Harnessing the latest advancement in Quartz 3D-printing, the Dune Chess Set attempts to create an engaging tactile experience for players whilst capturing sand in its purest, elemental form. 

Chess is a game that feels as old as time. When we play, there is a sense we are tapping into an experience people have shared for thousands of years. As an architect intrigued by intricate, tactile forms; the sculptural qualities of chess pieces, and their archetypal silhouettes had been a subject of fascination for some time. 

As a dynamic, ever-shifting natural resource, the elusive nature of sand seemed a fitting material for a game that evolves gradually and unpredictably over time. With each move tactical repercussions ripple outward, disrupting and reforming an evolving field of play.

It seemed a fitting challenge to take a material as formless and fluid as sand, and mould it into something solid and robust, whilst maintaining a sense of transformation and potential.

Design Process of the Dune Chess Set

As a designer, Rory Noble-Turner is interested in the tactile qualities that such a granular material can offer, and how this can subvert the traditional notion that luxury objects must generate appeal through pristine finishes and polished surfaces intended to be seen and not touched.

By using 3D sculpting tools typically reserved for the visual-effects industry, he was given an enormous degree of creative freedom and control when it came to crafting the final product. A major challenge was refining the digital scripts required to generate the rippled textures. What seemed like a relatively straight-forward exercise became increasingly complicated as he tried to fine-tune the degree of rippling randomness, its varying density and depth, and the gentle fall-off as it blended into a smooth surface. To create such a natural – or windswept – appearance required months of dedicated problem-solving and refinement with a couple solutions being discovered only after delving deep into the depths of visual scripting forums.

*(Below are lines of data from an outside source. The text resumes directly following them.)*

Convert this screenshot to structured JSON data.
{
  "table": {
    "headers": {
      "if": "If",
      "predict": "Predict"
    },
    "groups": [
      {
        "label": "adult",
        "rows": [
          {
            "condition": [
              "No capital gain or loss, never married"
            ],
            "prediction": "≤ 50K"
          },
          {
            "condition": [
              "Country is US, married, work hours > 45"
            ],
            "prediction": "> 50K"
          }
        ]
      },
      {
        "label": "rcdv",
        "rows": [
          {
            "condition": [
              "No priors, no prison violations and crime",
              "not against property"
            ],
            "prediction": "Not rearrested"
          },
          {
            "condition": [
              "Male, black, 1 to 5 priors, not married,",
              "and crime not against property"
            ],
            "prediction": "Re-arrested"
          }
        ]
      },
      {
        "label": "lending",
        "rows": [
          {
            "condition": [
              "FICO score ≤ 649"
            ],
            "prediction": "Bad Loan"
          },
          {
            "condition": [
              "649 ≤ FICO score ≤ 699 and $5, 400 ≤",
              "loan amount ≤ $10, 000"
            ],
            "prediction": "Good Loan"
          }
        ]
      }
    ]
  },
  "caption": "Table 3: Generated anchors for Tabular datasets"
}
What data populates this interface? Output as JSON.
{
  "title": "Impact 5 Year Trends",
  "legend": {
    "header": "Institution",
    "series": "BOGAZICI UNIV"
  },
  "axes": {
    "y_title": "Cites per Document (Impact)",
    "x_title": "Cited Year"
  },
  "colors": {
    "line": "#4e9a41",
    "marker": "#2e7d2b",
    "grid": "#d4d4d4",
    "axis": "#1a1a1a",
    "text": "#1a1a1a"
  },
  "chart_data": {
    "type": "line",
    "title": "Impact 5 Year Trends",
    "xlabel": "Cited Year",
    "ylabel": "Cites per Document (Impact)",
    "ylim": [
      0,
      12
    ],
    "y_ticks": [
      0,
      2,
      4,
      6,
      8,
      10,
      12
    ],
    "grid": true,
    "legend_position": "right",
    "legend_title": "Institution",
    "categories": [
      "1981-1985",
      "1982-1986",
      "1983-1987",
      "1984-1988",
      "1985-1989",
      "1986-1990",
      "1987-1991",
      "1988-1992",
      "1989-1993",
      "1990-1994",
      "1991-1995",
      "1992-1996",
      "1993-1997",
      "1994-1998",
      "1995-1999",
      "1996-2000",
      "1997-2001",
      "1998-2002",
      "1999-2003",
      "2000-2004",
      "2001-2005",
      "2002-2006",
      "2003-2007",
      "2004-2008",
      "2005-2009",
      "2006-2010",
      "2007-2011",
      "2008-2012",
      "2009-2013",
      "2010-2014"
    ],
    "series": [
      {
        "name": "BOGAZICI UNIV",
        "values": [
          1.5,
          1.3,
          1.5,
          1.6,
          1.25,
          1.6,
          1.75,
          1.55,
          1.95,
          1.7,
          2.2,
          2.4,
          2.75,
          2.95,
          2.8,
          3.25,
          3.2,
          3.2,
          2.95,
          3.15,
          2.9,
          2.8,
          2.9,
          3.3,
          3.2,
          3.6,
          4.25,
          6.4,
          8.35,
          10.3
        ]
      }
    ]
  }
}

For a game of chess to function effectively it’s crucial you clearly differentiate between both opposition pieces, and, the alternate spaces on which those pieces play. In a mono-material set such as this, a binary contrast between rippled and smooth surfaces (reflective of the contrasting states of sand) become the primary signifier of this difference.

Broader Explorations Into Touch and Sensation

As we increasingly spend time jabbing at keyboards and swiping at screens, our sense of touch – and, for that matter, the sensory perception of our bodies – declines, replaced instead by a disembodied and primarily visual engagement with our devices.

Amidst this decline of everyday physical sensation; the Dune Chess Set represents an investigation into themes of tactility and intimacy in an attempt to catalyse connection between users, their bodies, and the world around them. Therefore, the perceived experience of touching my work – or at least the triggering of a desire to touch – becomes a crucial factor in the design’s success, as well as its visual appeal.